March 2012
Capstone March 2012 Howard University  

College of Dentistry Offers Quality, Low-Cost Alternative for Students

By Keneisha Deas, intern, Office of University Communications
Feature 4
Angelica Hill has her teeth checked by dental student April Powers. (Tyrone Clemmons)

Angelica Hill, a senior from Columbia, S.C., needed help. Her wisdom teeth needed to be pulled, and she didn’t have the money to pay for it.

“It was $400 a tooth, and I needed all four done.” Hill said.  “I really couldn’t afford it.”

The answer for her was the Howard University College of Dentistry. She had the procedure done there during her sophomore year at no cost. “Our goal is preparing graduates to give back.”

“I was afraid to have my teeth pulled, but the students made me feel comfortable,” she said.  “The students did everything and the dentists made sure it was done correctly.”

Hill is one of many Howard students who are treated at the College of Dentistry. Dozens of dental students provide much-needed services at reduced costs to Howard undergraduate, graduate and professional students. Services are provided Monday through Friday, from 10 a.m. to 1 p.m., and 2 p.m. to 5 p.m. The school also provides evening clinics from 5:30 p.m. to 7 p.m. on Wednesdays and Thursdays.

The college offers a wide variety of services that include orthodontic care—such as braces and other methods to align the teeth—dental care for children, deep cleanings below the gums and dental surgery. 

Michelle Aguilos is a senior and president of the College of Dentistry’s student council. She encourages members of the Howard community to use the services because the dental students—supervised closely by their instructors—provide excellent care at a low cost. Students are covered by the Summit Insurance Plan.

“The plan covers fillings and deep cleaning; and basic dental work except for lab work,” said Aguilos, who currently has three Howard undergraduate students as patients.

Laporcia Wagner, a senior, has had dental work done at the college since last semester. So far she’s gotten a check-up, and is now getting her treatment plan. According to Wagner, registering to become a patient is easy and students just need to make sure they bring their identification.
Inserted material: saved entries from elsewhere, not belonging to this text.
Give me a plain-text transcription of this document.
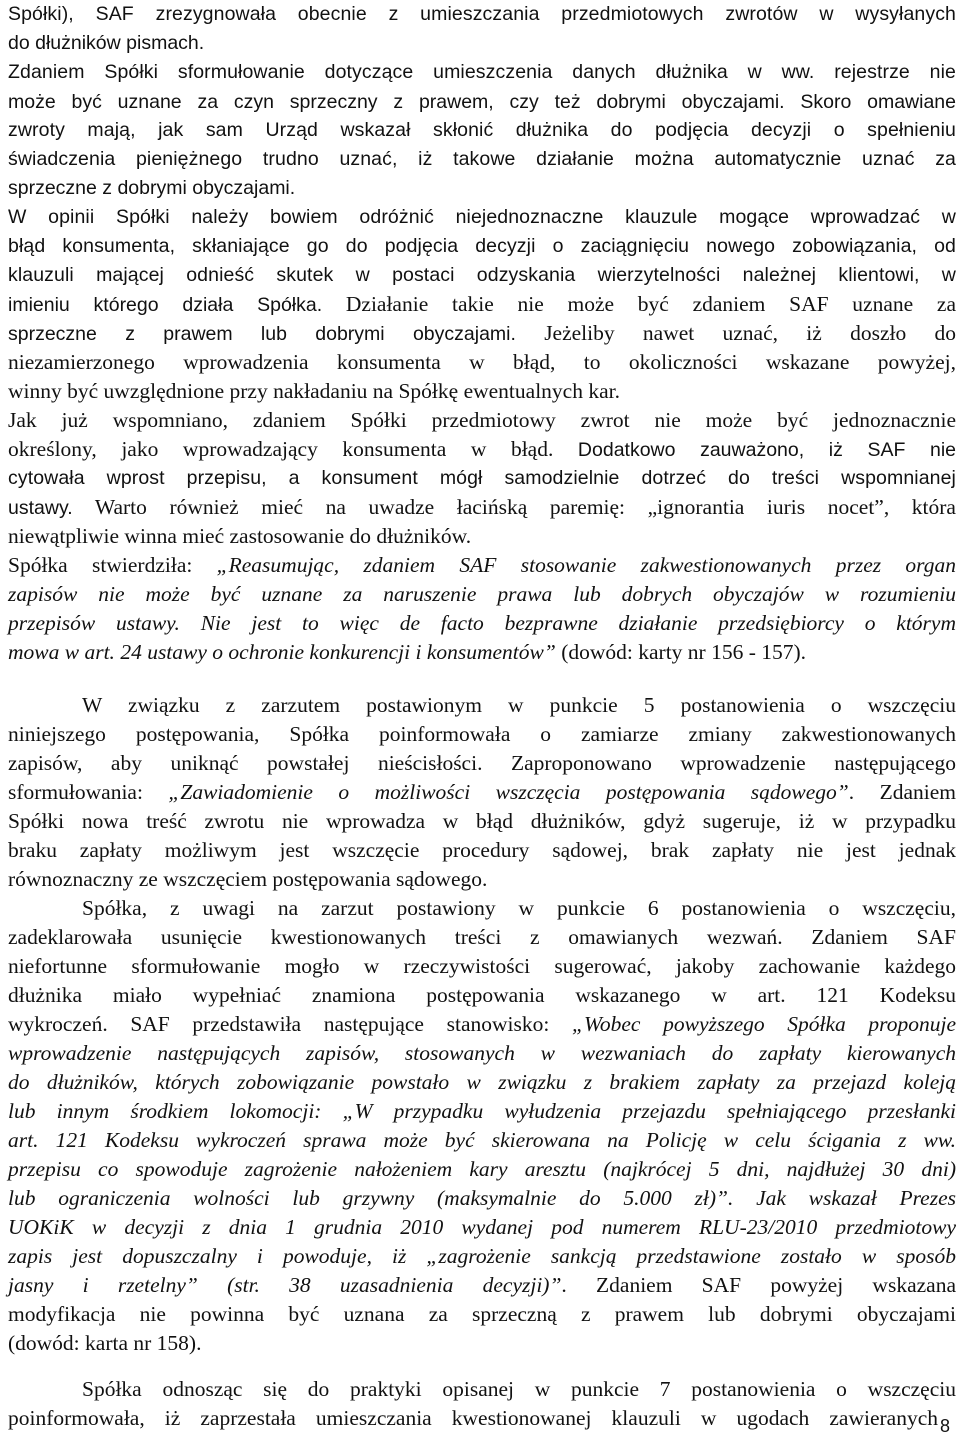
Spółki), SAF zrezygnowała obecnie z umieszczania przedmiotowych zwrotów w wysyłanych
do dłużników pismach.
Zdaniem Spółki sformułowanie dotyczące umieszczenia danych dłużnika w ww. rejestrze nie
może być uznane za czyn sprzeczny z prawem, czy też dobrymi obyczajami. Skoro omawiane
zwroty mają, jak sam Urząd wskazał skłonić dłużnika do podjęcia decyzji o spełnieniu
świadczenia pieniężnego trudno uznać, iż takowe działanie można automatycznie uznać za
sprzeczne z dobrymi obyczajami.
W opinii Spółki należy bowiem odróżnić niejednoznaczne klauzule mogące wprowadzać w
błąd konsumenta, skłaniające go do podjęcia decyzji o zaciągnięciu nowego zobowiązania, od
klauzuli mającej odnieść skutek w postaci odzyskania wierzytelności należnej klientowi, w
imieniu którego działa Spółka. Działanie takie nie może być zdaniem SAF uznane za
sprzeczne z prawem lub dobrymi obyczajami. Jeżeliby nawet uznać, iż doszło do
niezamierzonego wprowadzenia konsumenta w błąd, to okoliczności wskazane powyżej,
winny być uwzględnione przy nakładaniu na Spółkę ewentualnych kar.
Jak już wspomniano, zdaniem Spółki przedmiotowy zwrot nie może być jednoznacznie
określony, jako wprowadzający konsumenta w błąd. Dodatkowo zauważono, iż SAF nie
cytowała wprost przepisu, a konsument mógł samodzielnie dotrzeć do treści wspomnianej
ustawy. Warto również mieć na uwadze łacińską paremię: „ignorantia iuris nocet”, która
niewątpliwie winna mieć zastosowanie do dłużników.
Spółka stwierdziła: „Reasumując, zdaniem SAF stosowanie zakwestionowanych przez organ
zapisów nie może być uznane za naruszenie prawa lub dobrych obyczajów w rozumieniu
przepisów ustawy. Nie jest to więc de facto bezprawne działanie przedsiębiorcy o którym
mowa w art. 24 ustawy o ochronie konkurencji i konsumentów” (dowód: karty nr 156 - 157).
W związku z zarzutem postawionym w punkcie 5 postanowienia o wszczęciu
niniejszego postępowania, Spółka poinformowała o zamiarze zmiany zakwestionowanych
zapisów, aby uniknąć powstałej nieścisłości. Zaproponowano wprowadzenie następującego
sformułowania: „Zawiadomienie o możliwości wszczęcia postępowania sądowego”. Zdaniem
Spółki nowa treść zwrotu nie wprowadza w błąd dłużników, gdyż sugeruje, iż w przypadku
braku zapłaty możliwym jest wszczęcie procedury sądowej, brak zapłaty nie jest jednak
równoznaczny ze wszczęciem postępowania sądowego.
Spółka, z uwagi na zarzut postawiony w punkcie 6 postanowienia o wszczęciu,
zadeklarowała usunięcie kwestionowanych treści z omawianych wezwań. Zdaniem SAF
niefortunne sformułowanie mogło w rzeczywistości sugerować, jakoby zachowanie każdego
dłużnika miało wypełniać znamiona postępowania wskazanego w art. 121 Kodeksu
wykroczeń. SAF przedstawiła następujące stanowisko: „Wobec powyższego Spółka proponuje
wprowadzenie następujących zapisów, stosowanych w wezwaniach do zapłaty kierowanych
do dłużników, których zobowiązanie powstało w związku z brakiem zapłaty za przejazd koleją
lub innym środkiem lokomocji: „W przypadku wyłudzenia przejazdu spełniającego przesłanki
art. 121 Kodeksu wykroczeń sprawa może być skierowana na Policję w celu ścigania z ww.
przepisu co spowoduje zagrożenie nałożeniem kary aresztu (najkrócej 5 dni, najdłużej 30 dni)
lub ograniczenia wolności lub grzywny (maksymalnie do 5.000 zł)”. Jak wskazał Prezes
UOKiK w decyzji z dnia 1 grudnia 2010 wydanej pod numerem RLU-23/2010 przedmiotowy
zapis jest dopuszczalny i powoduje, iż „zagrożenie sankcją przedstawione zostało w sposób
jasny i rzetelny” (str. 38 uzasadnienia decyzji)”. Zdaniem SAF powyżej wskazana
modyfikacja nie powinna być uznana za sprzeczną z prawem lub dobrymi obyczajami
(dowód: karta nr 158).
Spółka odnosząc się do praktyki opisanej w punkcie 7 postanowienia o wszczęciu
poinformowała, iż zaprzestała umieszczania kwestionowanej klauzuli w ugodach zawieranych 8
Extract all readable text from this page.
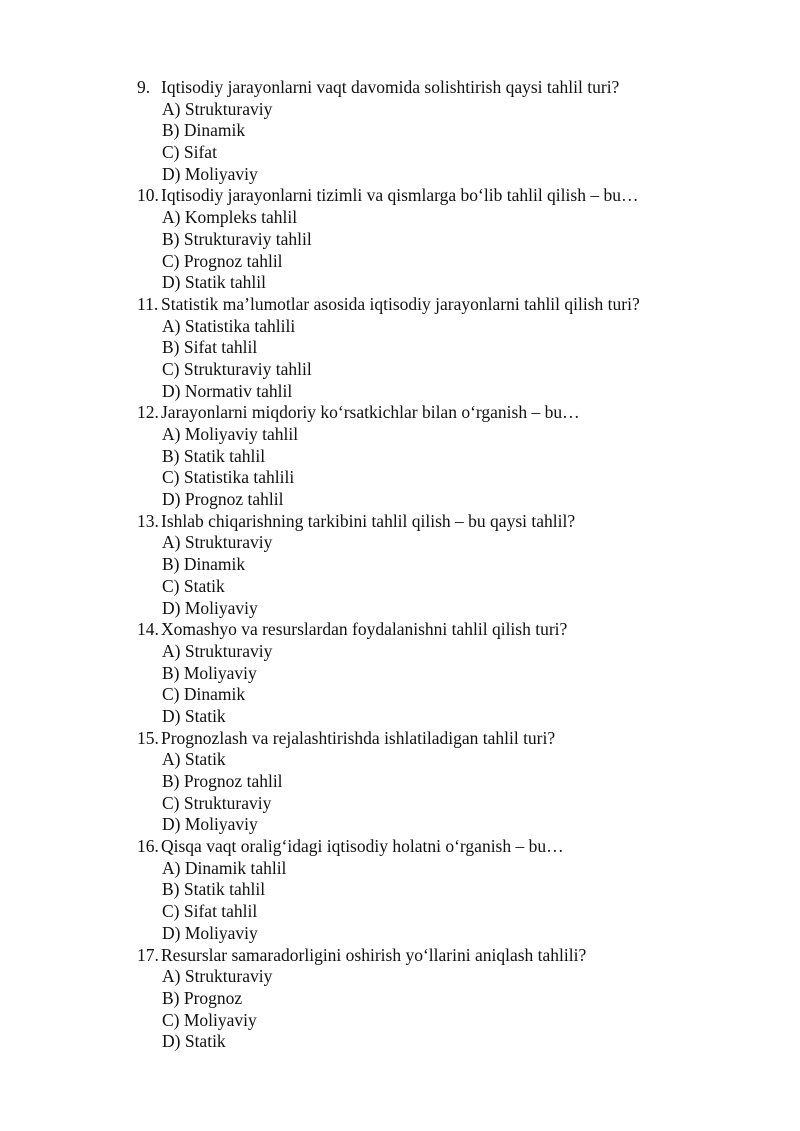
9. Iqtisodiy jarayonlarni vaqt davomida solishtirish qaysi tahlil turi?
A) Strukturaviy
B) Dinamik
C) Sifat
D) Moliyaviy
10. Iqtisodiy jarayonlarni tizimli va qismlarga bo‘lib tahlil qilish – bu…
A) Kompleks tahlil
B) Strukturaviy tahlil
C) Prognoz tahlil
D) Statik tahlil
11. Statistik ma’lumotlar asosida iqtisodiy jarayonlarni tahlil qilish turi?
A) Statistika tahlili
B) Sifat tahlil
C) Strukturaviy tahlil
D) Normativ tahlil
12. Jarayonlarni miqdoriy ko‘rsatkichlar bilan o‘rganish – bu…
A) Moliyaviy tahlil
B) Statik tahlil
C) Statistika tahlili
D) Prognoz tahlil
13. Ishlab chiqarishning tarkibini tahlil qilish – bu qaysi tahlil?
A) Strukturaviy
B) Dinamik
C) Statik
D) Moliyaviy
14. Xomashyo va resurslardan foydalanishni tahlil qilish turi?
A) Strukturaviy
B) Moliyaviy
C) Dinamik
D) Statik
15. Prognozlash va rejalashtirishda ishlatiladigan tahlil turi?
A) Statik
B) Prognoz tahlil
C) Strukturaviy
D) Moliyaviy
16. Qisqa vaqt oralig‘idagi iqtisodiy holatni o‘rganish – bu…
A) Dinamik tahlil
B) Statik tahlil
C) Sifat tahlil
D) Moliyaviy
17. Resurslar samaradorligini oshirish yo‘llarini aniqlash tahlili?
A) Strukturaviy
B) Prognoz
C) Moliyaviy
D) Statik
The college also provides dental care to Washington-area residents and University staff. Cynthia Livingston has been getting her teeth checked at the college since she was 9 years old. Over the years, she’s had a lot of work done, from tooth extractions to crowns.

“I’ve had fillings and root canals, almost anything you can think of having done at a dental office,” said Livingston, director of Community Services at Howard University Hospital. “They’ve done excellent work, and I’ve never been dissatisfied.”

Leo E. Rouse, dean of the college, believes that students’ work on patients from the Howard community is an important part of the education at the college. “Our goal is preparing graduates to give back,” Rouse said. “It’s not just about drilling and filling; it’s all about service.”